No sooner had the regulator thought the little collusion with HMRC had sorted the clean fund issue when we quickly came up with super clean. It’s hard to understand why most people don’t get financial services isn’t it.
I should point out though the notion of super clean itself isn’t actually an issue. It has existed for years anyway and the idea of driving down fund management costs is in itself a good idea. You could argue we should all be getting behind Standard Life and Skandia and creating some downward pressure on fund prices.
The issue I have is one of total cost of ownership and overall transparency, and consistency.

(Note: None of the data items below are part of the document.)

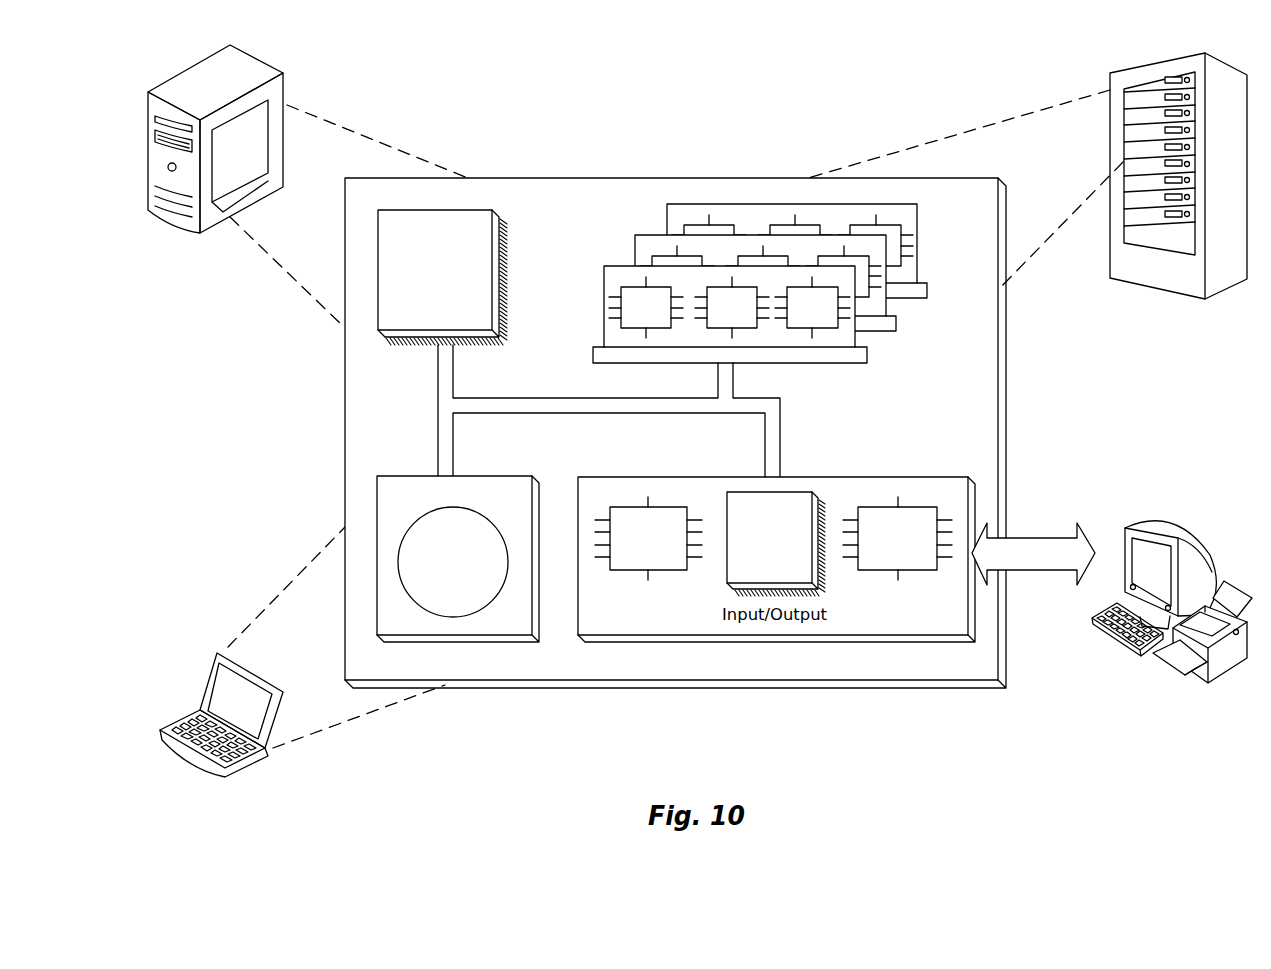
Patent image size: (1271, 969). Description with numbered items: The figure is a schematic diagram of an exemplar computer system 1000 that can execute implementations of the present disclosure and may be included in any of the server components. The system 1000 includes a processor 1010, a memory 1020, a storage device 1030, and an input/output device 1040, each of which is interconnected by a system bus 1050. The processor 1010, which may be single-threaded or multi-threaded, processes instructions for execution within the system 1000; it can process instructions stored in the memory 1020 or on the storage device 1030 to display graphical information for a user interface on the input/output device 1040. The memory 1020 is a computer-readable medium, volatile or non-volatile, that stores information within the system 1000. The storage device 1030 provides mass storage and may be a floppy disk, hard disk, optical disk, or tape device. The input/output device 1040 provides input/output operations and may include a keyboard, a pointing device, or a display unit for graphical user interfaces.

The computer system 1000 is at (516, 70).
The processor 1010 is at (487, 325).
The memory 1020 is at (921, 327).
The storage device 1030 is at (528, 623).
The input/output device 1040 is at (1122, 530).
The system bus 1050 is at (606, 414).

I think this gives some companies an opportunity to really take a lead here. If funds are super clean but product charges require actuarial degrees to work out then is that good outcomes? If mutual funds are clean, but insured funds still have all the black art and rebates hidden, does that stack up?
I think there needs to be consistency across the board here, you can’t claim to be all about transparency and customer benefits on some things, but then stop short on others, either because its hard to do, or gets less press.
There is no doubt the taxing of rebates has been badly handled by HMRC and FSA, but there is a chance it could lead to better (cheaper) client outcomes. But only if the chest beating or green eyed monsters let differences be put to one side and the industry as a whole works together to lower these costs.
And by lowering, I don’t mean headline price down and expenses up, which seems to have crept in as we all rush to say we are clean.
And then, lets not stop short, lets make it all easier to understand and measure cost v value. Make it easier to move the money – someone really needs to get to grips with re-registration. Signing up to TISA one day and creating huge confusion around share class proliferation the next doesn’t really stack up either.
When we focus on these issues maybe then we could claim to be clean, super clean or maybe just plain fair.